Reflecting on his career, Jerry Murdock found that the founders he personally "liked" most often lacked the necessary drive to succeed. The biggest wins came from "sharp-edged," obsessive, and even socially challenging individuals, suggesting that investor discomfort can be a positive signal for founder potential.

Top VCs' biggest regrets come from passing on genuinely 'great' founders over solvable diligence issues. Mike Maples Jr. advises that when you encounter this rare trait, you should invest immediately, even if the business model is unclear.

A common mistake in venture capital is investing too early based on founder pedigree or gut feel, which is akin to 'shooting in the dark'. A more disciplined private equity approach waits for companies to establish repeatable, business-driven key performance metrics before committing capital, reducing portfolio variance.

Founders with deep market fit must trust their unique intuition over persuasive, but generic, VC advice. Following the standard playbook leads to cookie-cutter companies, while leaning into the 'weird' things that make your business different is what creates a unique, defensible moat.

Successful investing requires strong conviction.

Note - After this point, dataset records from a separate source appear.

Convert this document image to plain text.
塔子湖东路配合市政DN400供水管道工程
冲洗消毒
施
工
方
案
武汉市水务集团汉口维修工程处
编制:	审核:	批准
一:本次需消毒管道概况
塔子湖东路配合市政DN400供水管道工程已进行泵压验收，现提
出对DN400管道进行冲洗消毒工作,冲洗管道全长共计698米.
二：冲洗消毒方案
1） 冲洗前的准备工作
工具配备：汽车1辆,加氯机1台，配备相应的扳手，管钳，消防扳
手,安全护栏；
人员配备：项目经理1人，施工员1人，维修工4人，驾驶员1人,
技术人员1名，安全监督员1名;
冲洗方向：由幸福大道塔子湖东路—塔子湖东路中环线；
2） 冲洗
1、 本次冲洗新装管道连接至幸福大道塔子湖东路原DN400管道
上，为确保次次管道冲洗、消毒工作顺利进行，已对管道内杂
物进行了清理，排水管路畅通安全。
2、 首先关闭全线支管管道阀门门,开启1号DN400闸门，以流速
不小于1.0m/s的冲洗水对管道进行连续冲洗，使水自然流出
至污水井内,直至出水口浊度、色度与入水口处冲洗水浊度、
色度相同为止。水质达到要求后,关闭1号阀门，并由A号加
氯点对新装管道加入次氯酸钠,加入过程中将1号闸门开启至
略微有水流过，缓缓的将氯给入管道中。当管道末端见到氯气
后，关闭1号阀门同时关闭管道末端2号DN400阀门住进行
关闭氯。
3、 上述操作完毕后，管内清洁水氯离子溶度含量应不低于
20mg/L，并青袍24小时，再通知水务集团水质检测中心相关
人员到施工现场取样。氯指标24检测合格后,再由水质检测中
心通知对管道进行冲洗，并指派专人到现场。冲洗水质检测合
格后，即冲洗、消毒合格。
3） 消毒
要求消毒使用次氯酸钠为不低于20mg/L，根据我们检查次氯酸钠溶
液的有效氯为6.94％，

However, investors must avoid becoming so emotionally attached to their thesis or a company that they ignore or misinterpret clear negative signals. The key is to remain objective and data-driven, even when you believe strongly in an investment.

An investor passed on Chime's seed round despite a strong founding team. The reason: he personally thought the product "makes no sense" and couldn't see himself building it. This illustrates a common early-stage trap where VCs substitute their own product ideas for the founder's vision, rather than betting on the team.

Investor Chris Reisach argues that if an investment doesn't make sense to you, the problem likely lies with the business, not your intellect. He advises junior VCs to trust their confusion as an adverse signal. A founder's inability to clearly articulate their vision is a fundamental flaw, and investing without true conviction is a recipe for failure.

Experienced VCs may transition from rigid analytical frameworks to an intuitive search for outliers. Instead of asking if a business plan 'makes sense,' they look for unusual qualities that challenge their worldview and hint at massive potential.

VCs often correctly identify a special founder but then pass due to external factors like competition or perceived market size. Reflecting on missing Scale AI, Benchmark concludes this is a critical error; the person is the signal that should override other concerns.